For the whole domain. So to get tau, to get the mean first passage time, sorry, we just put the value of A in V of s t, and then consider when s is equal to zero, when we are far from the hole, s equals to one at the hole, s equals to zero for the hole,
and we get the mean first passage time for our Bernoulli particle to the small hole. In the boundary layer, we also have the leading order term of the mean first passage time, and we know as well the way it behaves. Okay, so we computed the leading order term of the mean first passage time to a small ribbon located between two tangents first. And we
could show that this mean first passage time is constant outside of the boundary layer, as we just noticed. And as well, this tells us that this mean first passage time is well approximated by a Poisson process. So this is a result we already know. So it means that we can
consider that the arrival of this particle to this small hole is Poissonian. And the first approximation, the law of arrival, is an exponential. This is very interesting because
using this analysis in further development of the project that I don't have the time to present here, we could compute as well the probability when the particles start inside the boundary layer, because here we have the mean first passage time to go to the hole when you are
far from the hole, because we set s equals to zero, so it means we are far. What's happening when you are close? The problem is still a problem. So using the same kind of analysis, what we have here, we could compute the probability to reach the cylinder before escaping
the domain. Okay, it's the same kind of computation. And using this, we could build a model of the active zone, which is the place where vesicle are located and the calcium channel are located as well, to investigate the influence of the position of the channels on the crowding of vesicles or not crowding of vesicles, etc, etc, on the release probability,
which is the probability to have diffusion. So the probability to have four ions that are coming to this vesicle or not. And using this, we could build a model of the presynaptic terminal, much bigger, with the whole stuff we have over there.
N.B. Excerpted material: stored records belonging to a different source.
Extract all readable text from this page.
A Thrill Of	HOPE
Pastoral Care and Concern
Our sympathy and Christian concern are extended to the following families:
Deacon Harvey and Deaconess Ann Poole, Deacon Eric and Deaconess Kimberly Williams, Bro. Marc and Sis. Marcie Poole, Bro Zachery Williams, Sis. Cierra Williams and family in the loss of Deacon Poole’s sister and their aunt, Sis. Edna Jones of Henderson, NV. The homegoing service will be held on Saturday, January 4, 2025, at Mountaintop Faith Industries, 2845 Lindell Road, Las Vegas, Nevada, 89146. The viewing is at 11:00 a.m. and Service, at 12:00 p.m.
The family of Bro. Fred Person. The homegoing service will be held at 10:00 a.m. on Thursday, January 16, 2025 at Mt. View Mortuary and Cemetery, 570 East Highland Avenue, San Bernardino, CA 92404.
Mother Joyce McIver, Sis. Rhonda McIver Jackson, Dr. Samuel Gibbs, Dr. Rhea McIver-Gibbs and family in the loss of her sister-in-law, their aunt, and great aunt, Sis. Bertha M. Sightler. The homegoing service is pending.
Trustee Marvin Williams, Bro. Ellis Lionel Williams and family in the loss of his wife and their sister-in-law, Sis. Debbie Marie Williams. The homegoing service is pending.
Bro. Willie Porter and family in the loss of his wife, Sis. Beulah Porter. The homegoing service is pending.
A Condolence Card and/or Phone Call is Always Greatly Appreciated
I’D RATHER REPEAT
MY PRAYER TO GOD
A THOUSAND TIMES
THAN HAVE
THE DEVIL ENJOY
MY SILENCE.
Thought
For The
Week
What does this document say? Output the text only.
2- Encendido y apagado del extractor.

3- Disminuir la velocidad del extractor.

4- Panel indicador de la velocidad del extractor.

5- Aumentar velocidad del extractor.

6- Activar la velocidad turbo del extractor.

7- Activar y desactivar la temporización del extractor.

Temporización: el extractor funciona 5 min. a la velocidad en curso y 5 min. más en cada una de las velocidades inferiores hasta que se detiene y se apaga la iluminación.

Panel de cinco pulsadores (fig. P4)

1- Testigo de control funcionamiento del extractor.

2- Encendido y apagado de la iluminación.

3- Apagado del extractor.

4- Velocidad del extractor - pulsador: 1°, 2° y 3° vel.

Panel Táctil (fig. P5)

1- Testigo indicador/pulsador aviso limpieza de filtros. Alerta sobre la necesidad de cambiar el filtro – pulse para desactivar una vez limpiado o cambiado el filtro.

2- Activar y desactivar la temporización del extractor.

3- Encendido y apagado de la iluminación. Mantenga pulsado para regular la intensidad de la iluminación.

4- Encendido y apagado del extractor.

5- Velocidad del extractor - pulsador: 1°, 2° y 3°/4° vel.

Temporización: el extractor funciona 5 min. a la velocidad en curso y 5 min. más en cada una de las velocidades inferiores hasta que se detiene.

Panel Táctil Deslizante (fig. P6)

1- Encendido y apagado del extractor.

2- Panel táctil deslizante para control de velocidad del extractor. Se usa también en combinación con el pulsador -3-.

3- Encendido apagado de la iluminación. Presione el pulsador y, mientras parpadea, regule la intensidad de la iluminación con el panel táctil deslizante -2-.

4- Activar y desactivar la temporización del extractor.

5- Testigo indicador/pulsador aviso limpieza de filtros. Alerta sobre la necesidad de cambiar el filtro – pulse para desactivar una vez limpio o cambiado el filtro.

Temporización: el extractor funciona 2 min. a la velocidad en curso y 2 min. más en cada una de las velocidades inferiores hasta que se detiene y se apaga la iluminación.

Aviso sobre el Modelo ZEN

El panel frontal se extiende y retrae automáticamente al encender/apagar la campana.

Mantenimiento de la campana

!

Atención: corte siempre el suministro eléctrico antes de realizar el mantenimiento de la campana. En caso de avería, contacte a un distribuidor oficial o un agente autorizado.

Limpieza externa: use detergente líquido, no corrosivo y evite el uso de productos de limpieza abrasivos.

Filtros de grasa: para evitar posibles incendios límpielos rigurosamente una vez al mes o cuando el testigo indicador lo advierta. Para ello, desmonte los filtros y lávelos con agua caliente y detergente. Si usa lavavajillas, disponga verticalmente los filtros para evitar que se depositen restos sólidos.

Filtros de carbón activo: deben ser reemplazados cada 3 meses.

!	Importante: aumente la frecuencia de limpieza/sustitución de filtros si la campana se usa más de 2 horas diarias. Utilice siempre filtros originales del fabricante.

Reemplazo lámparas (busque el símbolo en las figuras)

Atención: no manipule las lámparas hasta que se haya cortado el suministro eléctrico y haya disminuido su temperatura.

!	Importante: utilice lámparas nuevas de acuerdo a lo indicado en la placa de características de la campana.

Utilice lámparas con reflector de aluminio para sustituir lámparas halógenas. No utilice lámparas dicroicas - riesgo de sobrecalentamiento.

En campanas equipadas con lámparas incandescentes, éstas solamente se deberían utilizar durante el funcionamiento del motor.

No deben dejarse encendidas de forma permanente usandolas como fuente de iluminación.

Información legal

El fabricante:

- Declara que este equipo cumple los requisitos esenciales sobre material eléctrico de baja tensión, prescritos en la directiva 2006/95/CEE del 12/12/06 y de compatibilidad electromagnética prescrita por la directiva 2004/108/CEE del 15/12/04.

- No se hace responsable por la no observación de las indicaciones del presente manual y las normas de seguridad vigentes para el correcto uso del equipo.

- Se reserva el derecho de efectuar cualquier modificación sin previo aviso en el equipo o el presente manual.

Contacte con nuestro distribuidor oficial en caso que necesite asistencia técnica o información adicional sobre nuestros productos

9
And the fact that this mean first passage time is Poissonian is really what is important here in our study, because if you want to model the presynaptic terminal, you have a Brownian particle. You can do Brownian simulations if you want, it's very simple. Not that simple,
because the domain is not that fun, but okay, you can do it. But you will wait for hours because of the very small hole you have here. And because of the very long time you have to find this small hole. The fact that it's a Poisson process allows you to use simply Gillespie algorithm to say, okay, it's Poissonian. I can at least use Markov chain for what's happening, because
it's constant. It doesn't depend on the position. So it doesn't depend on the time. And it's what we did in the following of this project. And I wanted to show you this because it's the very first step, but everything is going after that, because we could show that the mean first
pass time is independent of the position and that this time is Poissonian time. So this work was published in Siam political modeling simulations. So I want to thank just my PhD
supervisor David Altman and my lab mates and the organizer of this conference for giving me the opportunity to present my work today. Thank you.
I was just wondering what you mean by it's well approximated by Poisson process. To me, the first pass time is approximately exponentially distributed because of this. Because it doesn't depend on the position, in fact. So it doesn't depend when you start.
The mean and the variance is the same, and it's well approximated. Any other questions? Well, if not, let's thank the speaker again.